The most popular weapon type in my experience are the great swords, large and heavy swords that pack a lot of power but take a long time to swing. These are harder weapons to use as it requires the player to learn the attack patterns of monsters in order to know when they best attacking opportunity is. Great swords themselves can be used to block. Great Sword are a danger to everything that get in their way and players who aren’t used to multiplayer may find themselves sending team mates flying.
Like the Great Sword, there are Hammers that are about doing massive damage. Hammers are heavy weapons but don’t rely on sharpness to penetrate the thick hides of monster. Hammers can stun enemies opening up opportunities to get even more attacks on.
A unique weapon type available is the lances, a weapon I personally never really got a grip for. They come with huge, highly defensive shields, but seems to be a hit and run type weapon, used for charging from a distance for massive damage before backing away again.

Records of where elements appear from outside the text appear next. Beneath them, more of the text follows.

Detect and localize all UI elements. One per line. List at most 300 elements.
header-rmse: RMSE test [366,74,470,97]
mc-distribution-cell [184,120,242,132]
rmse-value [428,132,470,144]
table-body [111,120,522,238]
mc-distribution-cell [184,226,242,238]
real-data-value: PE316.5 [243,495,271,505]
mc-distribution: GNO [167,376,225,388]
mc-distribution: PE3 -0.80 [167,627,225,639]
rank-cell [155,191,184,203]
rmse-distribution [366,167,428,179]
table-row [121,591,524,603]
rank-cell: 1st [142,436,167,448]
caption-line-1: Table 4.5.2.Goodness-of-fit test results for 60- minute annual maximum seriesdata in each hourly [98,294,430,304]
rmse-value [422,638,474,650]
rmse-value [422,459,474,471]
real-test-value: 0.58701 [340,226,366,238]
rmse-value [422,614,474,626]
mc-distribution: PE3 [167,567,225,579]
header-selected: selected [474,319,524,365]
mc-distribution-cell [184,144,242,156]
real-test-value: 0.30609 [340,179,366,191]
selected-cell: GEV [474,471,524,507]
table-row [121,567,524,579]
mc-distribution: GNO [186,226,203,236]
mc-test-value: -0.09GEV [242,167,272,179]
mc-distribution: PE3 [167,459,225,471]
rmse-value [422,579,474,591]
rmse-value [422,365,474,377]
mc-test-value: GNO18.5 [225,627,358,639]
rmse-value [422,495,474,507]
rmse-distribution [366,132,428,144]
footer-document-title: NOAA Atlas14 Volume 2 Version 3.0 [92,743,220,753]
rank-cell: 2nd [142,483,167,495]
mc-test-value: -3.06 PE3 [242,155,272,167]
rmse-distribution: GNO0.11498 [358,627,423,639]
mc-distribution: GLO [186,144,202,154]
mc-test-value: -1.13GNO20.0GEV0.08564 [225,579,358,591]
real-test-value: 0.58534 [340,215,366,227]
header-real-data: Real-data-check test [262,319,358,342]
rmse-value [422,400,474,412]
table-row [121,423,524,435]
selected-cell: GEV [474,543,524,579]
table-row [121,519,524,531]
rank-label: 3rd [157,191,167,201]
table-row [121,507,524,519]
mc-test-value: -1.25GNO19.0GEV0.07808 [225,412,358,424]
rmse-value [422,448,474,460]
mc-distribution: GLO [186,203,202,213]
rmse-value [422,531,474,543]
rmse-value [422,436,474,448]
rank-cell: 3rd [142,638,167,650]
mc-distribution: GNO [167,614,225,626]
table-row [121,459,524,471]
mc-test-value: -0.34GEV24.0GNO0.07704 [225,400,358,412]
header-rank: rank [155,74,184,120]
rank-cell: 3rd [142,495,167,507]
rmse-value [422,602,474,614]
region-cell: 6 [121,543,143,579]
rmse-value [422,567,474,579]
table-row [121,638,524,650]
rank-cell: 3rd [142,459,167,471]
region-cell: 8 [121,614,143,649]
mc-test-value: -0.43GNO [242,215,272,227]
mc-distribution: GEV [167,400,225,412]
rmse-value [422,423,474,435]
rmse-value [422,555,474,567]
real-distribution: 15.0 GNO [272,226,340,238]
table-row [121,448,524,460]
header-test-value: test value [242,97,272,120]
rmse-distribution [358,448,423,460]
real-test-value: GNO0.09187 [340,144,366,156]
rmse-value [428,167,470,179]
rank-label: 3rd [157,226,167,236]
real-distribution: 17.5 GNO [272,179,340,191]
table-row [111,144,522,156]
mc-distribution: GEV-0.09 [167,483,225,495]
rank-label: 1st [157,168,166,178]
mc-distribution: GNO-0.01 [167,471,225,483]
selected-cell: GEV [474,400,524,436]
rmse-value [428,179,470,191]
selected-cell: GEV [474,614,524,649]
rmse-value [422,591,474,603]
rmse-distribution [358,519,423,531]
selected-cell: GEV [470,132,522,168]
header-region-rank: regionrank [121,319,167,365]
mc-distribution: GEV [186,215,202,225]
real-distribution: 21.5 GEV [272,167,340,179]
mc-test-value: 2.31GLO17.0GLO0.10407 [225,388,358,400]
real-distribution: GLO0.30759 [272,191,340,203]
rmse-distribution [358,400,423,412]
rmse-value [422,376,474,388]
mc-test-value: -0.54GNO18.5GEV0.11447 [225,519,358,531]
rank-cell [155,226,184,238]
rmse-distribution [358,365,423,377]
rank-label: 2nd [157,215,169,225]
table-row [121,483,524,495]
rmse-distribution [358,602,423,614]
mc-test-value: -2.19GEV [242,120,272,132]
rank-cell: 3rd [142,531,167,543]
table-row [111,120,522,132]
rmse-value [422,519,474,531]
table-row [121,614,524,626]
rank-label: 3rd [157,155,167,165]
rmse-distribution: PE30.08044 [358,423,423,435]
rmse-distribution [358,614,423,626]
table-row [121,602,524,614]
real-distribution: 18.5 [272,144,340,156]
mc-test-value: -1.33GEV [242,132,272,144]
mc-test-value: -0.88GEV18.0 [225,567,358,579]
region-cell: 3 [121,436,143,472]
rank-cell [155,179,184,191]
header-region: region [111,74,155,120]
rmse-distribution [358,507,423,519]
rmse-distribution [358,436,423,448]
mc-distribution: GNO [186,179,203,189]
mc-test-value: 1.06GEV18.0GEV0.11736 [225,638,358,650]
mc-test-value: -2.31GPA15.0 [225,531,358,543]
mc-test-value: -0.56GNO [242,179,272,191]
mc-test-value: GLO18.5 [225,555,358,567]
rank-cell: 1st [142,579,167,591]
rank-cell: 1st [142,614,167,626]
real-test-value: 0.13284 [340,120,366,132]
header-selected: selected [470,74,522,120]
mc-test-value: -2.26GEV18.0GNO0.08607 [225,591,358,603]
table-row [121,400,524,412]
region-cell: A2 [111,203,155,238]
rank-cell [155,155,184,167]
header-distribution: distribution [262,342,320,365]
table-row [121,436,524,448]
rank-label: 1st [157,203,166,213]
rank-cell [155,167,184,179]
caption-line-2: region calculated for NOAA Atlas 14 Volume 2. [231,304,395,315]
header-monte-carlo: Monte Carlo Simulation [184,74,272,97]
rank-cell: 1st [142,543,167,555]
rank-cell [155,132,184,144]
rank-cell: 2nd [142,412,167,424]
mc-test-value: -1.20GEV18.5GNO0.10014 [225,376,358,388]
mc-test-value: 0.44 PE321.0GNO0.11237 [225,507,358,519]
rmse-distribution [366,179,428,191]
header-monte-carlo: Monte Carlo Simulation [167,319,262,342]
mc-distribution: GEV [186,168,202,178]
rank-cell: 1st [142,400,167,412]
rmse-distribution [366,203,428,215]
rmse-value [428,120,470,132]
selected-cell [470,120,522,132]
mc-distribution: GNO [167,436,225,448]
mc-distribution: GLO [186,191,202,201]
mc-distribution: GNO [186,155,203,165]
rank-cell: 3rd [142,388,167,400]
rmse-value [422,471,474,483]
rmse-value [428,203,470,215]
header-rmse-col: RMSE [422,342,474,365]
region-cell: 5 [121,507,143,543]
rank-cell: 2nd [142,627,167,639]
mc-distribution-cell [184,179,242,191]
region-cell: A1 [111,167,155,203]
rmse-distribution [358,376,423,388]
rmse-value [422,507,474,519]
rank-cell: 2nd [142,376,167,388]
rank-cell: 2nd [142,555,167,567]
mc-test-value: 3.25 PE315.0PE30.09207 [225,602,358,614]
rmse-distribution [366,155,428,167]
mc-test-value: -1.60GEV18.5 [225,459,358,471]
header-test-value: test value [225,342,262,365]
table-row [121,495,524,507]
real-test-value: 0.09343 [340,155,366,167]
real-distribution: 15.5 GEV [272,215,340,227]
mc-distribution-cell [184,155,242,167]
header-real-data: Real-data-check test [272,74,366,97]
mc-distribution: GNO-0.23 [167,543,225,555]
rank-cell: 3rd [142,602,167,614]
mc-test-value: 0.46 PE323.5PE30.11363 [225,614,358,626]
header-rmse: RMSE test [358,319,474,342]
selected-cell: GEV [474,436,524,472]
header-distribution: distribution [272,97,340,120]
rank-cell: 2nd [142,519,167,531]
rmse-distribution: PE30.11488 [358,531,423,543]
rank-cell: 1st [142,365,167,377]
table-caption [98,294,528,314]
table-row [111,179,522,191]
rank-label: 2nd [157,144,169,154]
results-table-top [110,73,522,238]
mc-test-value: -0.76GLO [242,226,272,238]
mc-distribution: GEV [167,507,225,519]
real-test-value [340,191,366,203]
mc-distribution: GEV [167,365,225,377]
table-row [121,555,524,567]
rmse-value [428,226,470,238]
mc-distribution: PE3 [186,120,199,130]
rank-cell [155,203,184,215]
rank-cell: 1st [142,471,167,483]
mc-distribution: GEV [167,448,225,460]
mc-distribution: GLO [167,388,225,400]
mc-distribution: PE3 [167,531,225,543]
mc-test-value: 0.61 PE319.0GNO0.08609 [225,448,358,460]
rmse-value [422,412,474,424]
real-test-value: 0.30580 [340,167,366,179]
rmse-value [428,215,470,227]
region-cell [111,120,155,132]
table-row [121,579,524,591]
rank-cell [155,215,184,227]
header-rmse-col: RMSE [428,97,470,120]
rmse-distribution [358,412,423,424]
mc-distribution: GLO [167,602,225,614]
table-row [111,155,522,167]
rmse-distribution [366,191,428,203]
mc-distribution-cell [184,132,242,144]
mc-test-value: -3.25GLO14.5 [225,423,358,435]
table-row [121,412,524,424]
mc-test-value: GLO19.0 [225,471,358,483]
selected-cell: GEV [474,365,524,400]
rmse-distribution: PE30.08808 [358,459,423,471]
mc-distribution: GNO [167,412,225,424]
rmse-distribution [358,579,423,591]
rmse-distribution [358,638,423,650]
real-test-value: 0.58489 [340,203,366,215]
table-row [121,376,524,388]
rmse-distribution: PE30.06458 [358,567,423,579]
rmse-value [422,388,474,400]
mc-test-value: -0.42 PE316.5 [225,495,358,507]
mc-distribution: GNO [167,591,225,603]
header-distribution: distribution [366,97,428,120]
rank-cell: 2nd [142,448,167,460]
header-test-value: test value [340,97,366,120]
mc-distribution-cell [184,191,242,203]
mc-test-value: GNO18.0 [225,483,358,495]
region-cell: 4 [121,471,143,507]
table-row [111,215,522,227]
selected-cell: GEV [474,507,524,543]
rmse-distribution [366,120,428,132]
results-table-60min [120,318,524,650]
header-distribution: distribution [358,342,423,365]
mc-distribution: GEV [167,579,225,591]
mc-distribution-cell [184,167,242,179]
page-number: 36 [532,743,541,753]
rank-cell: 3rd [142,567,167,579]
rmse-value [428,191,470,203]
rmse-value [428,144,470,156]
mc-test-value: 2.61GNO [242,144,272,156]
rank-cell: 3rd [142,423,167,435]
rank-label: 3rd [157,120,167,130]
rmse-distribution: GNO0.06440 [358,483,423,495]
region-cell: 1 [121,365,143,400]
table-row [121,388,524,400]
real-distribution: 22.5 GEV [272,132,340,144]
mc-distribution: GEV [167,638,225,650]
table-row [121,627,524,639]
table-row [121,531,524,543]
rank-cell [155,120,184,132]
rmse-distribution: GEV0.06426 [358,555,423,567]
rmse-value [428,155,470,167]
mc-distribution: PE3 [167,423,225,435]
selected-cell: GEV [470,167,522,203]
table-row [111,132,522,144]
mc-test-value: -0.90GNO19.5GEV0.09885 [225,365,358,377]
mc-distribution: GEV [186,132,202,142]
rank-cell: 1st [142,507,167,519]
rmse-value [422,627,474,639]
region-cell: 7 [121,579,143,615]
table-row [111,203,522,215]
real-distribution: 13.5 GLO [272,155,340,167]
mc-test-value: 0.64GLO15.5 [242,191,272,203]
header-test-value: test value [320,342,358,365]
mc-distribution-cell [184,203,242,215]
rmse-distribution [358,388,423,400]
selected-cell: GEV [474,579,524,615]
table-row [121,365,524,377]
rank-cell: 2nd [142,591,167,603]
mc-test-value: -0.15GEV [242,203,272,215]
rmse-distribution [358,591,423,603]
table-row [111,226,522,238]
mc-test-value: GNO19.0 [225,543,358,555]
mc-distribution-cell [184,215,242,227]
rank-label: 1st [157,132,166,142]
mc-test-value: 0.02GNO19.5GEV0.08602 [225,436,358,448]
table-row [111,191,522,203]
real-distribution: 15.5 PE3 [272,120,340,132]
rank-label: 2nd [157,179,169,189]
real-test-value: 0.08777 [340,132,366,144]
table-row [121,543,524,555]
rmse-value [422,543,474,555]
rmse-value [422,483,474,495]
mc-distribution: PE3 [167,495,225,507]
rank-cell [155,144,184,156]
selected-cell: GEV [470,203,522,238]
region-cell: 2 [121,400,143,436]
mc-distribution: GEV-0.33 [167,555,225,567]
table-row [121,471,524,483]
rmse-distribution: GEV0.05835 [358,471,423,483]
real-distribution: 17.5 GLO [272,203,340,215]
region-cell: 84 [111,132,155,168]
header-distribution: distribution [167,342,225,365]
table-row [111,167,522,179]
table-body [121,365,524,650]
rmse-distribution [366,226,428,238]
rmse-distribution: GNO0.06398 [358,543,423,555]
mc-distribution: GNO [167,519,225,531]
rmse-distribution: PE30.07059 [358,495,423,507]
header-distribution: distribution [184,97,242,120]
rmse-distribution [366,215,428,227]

The last melee range weapon was the duel swords. These lightning quick blades did minor damage but allowed players to perform long combos that would stack up the damage quickly. This was all at the expense of taking away the block function from the player. Players using the duel swords would need to get very good at using the dodge roll and getting out of the way of attacks. Like sword and shield the duel swords were easily augmented with elemental abilities.
There was also a ranged weapon in the game that came in the form of the bowguns, these are far more complicated than any other weapon, requiring their own gunner armour as well as a separate bag with an ammo pouch to stock with many types of ammo. The guns are built in pieces and have different reload speeds, spread and range depending on which parts are used. While it is doable to play through the game single player as a gunner, it is more difficult in my opinion and gunners are mainly a use as support in multiplayer.
The original Monster Hunter on the ps2 did have online, and half of the game required online access to actually be played. Many of the biggest and strongest monsters such as the dragons were only able to be fought online, but thanks to the really unfriendly online support that Playstation had at the time, it was something I never managed to experience until monster hunter tri on the Nintendo Wii. The very best gear and weapons were rewarded to the groups of hunters that managed to kill the biggest bosses in the game. Not an easy task.
As I’ve gotten older, I’ve begun to appreciate Monster Hunter in a completely different way. How it has stuck to its ways and decided not to make massive upgrades to the graphics when developers all around them focus on just that. They’ve stayed true to the original game after over ten games and just keep making their fans happy.
Monster Hunter is a game I think everyone should play at some point in their lives, the genuine feelings of fear, panic and elation that the game manages convey to players who really let themselves get sucked unto it makes it a fantastic experience even to this day. It’s a classic action rpg that is very tongue in cheek at times, but despite this, it continues to be one of the biggest gaming franchises in Japan, and I wish the west would take it more seriously.
There are a ton of Monster Hunter games available for the PSP second hand I imagine. The newest one available in the west is Monster Hunter Tri for the Nintendo Wii, my only advice is though, if you do want to pick that one up, getting a classic controller for it is a must, because the game has, and always has had, a pretty barmy control scheme.